Have DL360s with a single two port iSCSI network adapter (transceivers using fiber over Ethernet)
Switches (2x) are HP branded Mellanox switches
Storage is HPE MSA 2060.
Cables are run so that one port of the iSCSI adapter goes to one switch and the other goes to the other switch so if a switch fails we can still operate. The switch is connected to 4 ports on the MSA storage. Each side of the MSA is split into different subnets/VLANS as are the switches. No tagging from vSphere.
For iSCSI with multi-pathing would it be better to have two VMKernal adapter on a single vSwitch or two VMkernal adapters on two different vSwitches? Does it matter? I had a hard time finding a way to configure it so that one NIC was primary and the other was for failover. It just never worked.
I can get it to work with two VMKernals, two vSwitches but I see a lot more paths, duplicate IPs of the storage than I would be expecting. I assumed I'd just see one active connection for each port on the MSA.
Looking for anyone who's done something similar and knows how it's done properly. I've read dozens of articles, watched a ton of videos and read whitepapers. There's a lot of conflicting info on setting this up.
Hello.
More details are required such as:
Exact type and model of the server to validate if it is supported by VMware, as well as the type and model of the NICs card.
VMware vSphere version and build.
Logging into the ESXI host with a SSH connection run the following commands and post your results:
the following commands to identify the NIC name (vmnicxx) and then identify its firmware and current driver.
esxcli network nic list
esxcli network nic get -n vmnicxx
To list the configured iSCSI targets you can run:
# esxcli iscsi adapter target list
To list the iSCSI targets with IP and port, run this:
# esxcli iscsi adapter target portal list
To list the iSCSI Static targets
# esxcli iscsi adapter discovery statictarget list
All brand new hardware, all on the HCL. My question is simply about best practice when it comes to setup of the VMkernal, vSwitch and iSCSI adapters. vSphere version is 6.5 latest updates.
Since the iSCSI setup uses two different subnets, I'd go with two vSwitches, each with a single VMkernel port group.
Also note that you must not configure explicit port binding for these VMkernel port groups in the Software iSCSI adapter.
André
You want a single vmk on each vnic and each mapped to a single adapter to be in use at any given time.

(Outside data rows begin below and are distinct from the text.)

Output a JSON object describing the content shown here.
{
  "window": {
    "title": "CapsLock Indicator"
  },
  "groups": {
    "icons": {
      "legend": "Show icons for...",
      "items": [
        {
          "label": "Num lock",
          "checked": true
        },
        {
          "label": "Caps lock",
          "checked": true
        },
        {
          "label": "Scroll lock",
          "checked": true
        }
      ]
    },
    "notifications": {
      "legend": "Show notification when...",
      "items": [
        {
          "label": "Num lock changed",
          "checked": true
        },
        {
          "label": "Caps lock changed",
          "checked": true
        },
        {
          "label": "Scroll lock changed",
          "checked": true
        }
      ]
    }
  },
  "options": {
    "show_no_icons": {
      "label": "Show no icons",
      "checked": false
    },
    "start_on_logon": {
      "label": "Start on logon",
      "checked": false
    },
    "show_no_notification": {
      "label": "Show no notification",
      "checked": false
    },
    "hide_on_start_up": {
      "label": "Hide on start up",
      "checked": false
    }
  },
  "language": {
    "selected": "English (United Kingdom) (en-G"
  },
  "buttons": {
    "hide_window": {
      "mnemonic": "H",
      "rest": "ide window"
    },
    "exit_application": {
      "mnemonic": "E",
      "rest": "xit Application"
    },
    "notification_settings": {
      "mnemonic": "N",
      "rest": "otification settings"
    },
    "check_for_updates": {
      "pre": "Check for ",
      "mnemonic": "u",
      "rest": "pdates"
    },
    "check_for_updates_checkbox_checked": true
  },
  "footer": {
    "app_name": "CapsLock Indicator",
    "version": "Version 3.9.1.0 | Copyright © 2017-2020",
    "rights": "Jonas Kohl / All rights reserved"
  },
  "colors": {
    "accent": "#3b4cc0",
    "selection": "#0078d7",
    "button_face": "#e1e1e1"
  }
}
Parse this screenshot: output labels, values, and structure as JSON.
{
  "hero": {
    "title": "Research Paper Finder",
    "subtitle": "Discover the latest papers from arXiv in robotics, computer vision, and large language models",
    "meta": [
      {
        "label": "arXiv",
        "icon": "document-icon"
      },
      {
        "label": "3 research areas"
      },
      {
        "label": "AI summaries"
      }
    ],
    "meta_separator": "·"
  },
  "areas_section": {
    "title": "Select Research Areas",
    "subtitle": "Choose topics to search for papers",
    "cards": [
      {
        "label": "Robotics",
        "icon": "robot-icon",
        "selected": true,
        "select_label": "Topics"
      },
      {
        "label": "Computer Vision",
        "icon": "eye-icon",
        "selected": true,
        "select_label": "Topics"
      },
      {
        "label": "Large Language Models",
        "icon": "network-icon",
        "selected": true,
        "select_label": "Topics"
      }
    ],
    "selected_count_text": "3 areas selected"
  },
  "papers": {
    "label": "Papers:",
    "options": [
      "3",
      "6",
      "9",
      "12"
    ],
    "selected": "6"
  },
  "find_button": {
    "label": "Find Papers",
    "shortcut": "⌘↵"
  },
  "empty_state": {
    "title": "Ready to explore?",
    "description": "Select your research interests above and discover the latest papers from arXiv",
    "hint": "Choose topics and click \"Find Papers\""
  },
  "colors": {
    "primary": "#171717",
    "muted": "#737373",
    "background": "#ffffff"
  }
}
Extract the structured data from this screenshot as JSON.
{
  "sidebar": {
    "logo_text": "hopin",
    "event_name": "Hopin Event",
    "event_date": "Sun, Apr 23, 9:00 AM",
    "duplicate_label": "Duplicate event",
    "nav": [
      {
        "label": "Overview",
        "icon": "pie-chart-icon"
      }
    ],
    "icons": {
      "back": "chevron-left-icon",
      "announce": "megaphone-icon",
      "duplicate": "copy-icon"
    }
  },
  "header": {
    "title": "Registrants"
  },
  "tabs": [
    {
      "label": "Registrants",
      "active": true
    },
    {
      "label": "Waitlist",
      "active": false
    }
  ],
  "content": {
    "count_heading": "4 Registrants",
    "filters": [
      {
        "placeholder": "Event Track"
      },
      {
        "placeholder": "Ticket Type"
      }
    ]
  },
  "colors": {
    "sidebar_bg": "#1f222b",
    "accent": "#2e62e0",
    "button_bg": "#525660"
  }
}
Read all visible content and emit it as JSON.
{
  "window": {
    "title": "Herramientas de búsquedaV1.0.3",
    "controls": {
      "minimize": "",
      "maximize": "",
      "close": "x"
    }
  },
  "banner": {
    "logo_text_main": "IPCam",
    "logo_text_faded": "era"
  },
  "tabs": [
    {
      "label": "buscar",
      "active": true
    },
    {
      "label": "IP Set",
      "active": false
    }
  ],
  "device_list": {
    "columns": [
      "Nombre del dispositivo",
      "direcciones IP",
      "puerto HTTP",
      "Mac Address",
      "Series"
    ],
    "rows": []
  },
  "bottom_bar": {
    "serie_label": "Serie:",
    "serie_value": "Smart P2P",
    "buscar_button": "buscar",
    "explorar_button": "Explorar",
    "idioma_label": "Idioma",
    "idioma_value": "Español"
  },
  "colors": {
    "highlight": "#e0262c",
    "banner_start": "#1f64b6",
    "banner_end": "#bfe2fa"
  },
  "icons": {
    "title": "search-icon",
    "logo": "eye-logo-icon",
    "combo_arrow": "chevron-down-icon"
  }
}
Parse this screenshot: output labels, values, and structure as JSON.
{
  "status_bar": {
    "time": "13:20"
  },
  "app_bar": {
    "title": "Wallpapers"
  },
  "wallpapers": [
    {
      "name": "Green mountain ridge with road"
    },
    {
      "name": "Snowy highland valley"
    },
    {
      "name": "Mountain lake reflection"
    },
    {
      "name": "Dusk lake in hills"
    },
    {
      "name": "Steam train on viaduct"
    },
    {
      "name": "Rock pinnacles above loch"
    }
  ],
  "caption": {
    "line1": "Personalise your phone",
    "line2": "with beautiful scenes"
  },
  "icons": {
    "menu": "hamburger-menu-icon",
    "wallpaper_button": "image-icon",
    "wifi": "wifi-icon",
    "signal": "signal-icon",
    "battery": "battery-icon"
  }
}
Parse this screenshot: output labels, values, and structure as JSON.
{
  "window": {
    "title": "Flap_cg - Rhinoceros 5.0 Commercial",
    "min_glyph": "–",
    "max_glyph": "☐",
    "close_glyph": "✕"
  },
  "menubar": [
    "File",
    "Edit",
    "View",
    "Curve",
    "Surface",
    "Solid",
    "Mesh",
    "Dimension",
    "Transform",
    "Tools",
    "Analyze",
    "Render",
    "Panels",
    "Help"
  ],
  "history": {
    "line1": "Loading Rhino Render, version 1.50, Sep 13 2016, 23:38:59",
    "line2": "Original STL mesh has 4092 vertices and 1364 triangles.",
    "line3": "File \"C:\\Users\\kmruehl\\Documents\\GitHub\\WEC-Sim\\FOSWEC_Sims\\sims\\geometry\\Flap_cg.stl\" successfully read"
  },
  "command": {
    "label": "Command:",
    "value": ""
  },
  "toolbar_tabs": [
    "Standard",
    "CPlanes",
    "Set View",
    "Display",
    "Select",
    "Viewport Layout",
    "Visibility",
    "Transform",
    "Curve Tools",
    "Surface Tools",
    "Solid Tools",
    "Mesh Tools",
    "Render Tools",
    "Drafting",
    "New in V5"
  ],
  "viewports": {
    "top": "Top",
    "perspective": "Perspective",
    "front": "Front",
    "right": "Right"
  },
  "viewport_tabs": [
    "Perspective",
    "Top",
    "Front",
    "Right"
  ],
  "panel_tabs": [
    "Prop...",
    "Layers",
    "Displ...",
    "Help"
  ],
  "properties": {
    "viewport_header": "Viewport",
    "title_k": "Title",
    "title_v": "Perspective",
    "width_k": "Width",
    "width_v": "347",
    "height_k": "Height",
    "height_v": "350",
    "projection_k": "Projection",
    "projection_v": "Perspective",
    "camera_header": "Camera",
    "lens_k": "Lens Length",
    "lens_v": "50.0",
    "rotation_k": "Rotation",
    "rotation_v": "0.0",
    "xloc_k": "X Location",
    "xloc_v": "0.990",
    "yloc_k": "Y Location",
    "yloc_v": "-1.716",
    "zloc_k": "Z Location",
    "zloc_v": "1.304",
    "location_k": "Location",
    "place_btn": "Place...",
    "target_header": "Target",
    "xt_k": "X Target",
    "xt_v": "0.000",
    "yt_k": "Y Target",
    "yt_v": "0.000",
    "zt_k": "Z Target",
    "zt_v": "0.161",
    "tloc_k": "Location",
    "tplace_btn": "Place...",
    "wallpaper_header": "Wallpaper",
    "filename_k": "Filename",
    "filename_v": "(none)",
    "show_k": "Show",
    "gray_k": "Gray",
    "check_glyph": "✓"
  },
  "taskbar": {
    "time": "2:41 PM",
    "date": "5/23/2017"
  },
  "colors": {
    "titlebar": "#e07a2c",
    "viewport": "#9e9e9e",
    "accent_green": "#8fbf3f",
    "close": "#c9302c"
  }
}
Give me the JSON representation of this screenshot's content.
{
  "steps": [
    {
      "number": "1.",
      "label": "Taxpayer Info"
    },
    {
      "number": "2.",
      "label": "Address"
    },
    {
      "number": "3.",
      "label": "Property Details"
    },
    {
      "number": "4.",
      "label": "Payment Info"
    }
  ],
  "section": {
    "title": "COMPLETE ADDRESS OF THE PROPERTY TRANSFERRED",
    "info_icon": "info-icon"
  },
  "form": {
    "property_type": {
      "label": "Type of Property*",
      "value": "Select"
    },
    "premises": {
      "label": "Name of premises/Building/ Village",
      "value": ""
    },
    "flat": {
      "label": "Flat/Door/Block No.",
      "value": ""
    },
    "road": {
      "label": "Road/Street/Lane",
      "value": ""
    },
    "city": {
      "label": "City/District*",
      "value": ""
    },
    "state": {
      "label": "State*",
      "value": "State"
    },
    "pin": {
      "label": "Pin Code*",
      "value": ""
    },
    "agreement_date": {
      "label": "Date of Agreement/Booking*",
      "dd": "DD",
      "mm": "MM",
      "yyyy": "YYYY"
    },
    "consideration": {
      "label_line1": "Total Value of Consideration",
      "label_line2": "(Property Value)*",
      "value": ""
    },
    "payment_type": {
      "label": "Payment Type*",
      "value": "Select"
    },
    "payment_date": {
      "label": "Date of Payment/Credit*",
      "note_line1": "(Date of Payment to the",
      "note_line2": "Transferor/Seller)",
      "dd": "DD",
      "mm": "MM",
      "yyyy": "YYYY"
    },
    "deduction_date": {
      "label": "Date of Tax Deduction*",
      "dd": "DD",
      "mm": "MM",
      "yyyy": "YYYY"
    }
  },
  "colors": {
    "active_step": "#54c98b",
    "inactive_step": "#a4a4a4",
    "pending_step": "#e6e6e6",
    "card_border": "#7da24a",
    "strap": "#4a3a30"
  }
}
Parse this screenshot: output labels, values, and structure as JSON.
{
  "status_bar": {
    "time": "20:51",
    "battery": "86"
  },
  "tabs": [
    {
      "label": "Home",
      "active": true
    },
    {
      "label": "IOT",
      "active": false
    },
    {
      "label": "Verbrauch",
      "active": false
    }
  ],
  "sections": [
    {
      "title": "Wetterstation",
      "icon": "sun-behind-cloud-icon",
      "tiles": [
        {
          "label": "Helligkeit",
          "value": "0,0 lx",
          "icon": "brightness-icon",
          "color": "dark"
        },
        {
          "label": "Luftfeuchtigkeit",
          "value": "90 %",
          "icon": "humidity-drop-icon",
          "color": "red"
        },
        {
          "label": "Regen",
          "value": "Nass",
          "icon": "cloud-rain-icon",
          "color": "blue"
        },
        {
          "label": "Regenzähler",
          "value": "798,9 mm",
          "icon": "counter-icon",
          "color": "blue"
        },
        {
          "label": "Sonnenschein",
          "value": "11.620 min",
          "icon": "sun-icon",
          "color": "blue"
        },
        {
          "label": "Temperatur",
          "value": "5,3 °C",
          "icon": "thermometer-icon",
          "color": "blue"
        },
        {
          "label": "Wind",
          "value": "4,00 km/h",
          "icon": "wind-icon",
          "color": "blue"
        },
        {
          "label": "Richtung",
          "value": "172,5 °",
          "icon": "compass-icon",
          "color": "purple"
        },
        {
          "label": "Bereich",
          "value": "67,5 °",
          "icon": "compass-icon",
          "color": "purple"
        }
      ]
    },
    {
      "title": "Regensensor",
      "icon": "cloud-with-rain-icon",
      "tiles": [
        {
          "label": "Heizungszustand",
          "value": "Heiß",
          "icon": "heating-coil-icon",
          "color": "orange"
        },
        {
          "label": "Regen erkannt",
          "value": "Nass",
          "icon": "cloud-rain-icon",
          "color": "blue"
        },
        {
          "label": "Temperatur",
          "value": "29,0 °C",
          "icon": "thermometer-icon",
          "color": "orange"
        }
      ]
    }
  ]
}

You don't want failover of any kind on the vmnic side, you are going to let VMware multipathing find the best route, either vmnic1 or vmnic2 via their vmk ports.
--Alan--
Thank you for the suggestion. My plan was to do two standard vswitches and one VMkernal port group per. One to one subnet and one to the other.
In my case it's a single physical adapter with two ports so still two vNICs. Does that make a difference in your suggestion. I'll review the docs you linked to.
Sounds like I can do one vSwitch with the two VMK in different port groups and then set one NIC as unused or just have two different vswitch each with one VMK.
Another confusing bit of info:
Do not use port binding when any of the following conditions exist:
and then when you look under best practices they say to use port binding.
I would keep it as two separate vswitches. Only do a single vswitch if you are using the same subnet for both vmkernel ports and then you would use the network port binding.
Don't feel bad, I like to never figured this out myself and I have two sites but as luck would have it the storage array at one site has both controllers on the same subnet so I do a single vswitch and network port binding. The other side has controllers on separate subnets so I do two vswitches and no network port binding.
--Alan--
That's my plan right now. Two vSwitches, with a single VMK. Right now since it's not production I can play around with it to see what works and what doesn't. For some reason the way I have it configured now it's showing active(I/O) on two of the ports of the storage but only Active on the other two. Not sure why, I would think it would be active (I/O) on both sides.
If multipathing is working you will see traffic on both iscsi-a and iscsi-b. The traffic will balance between them.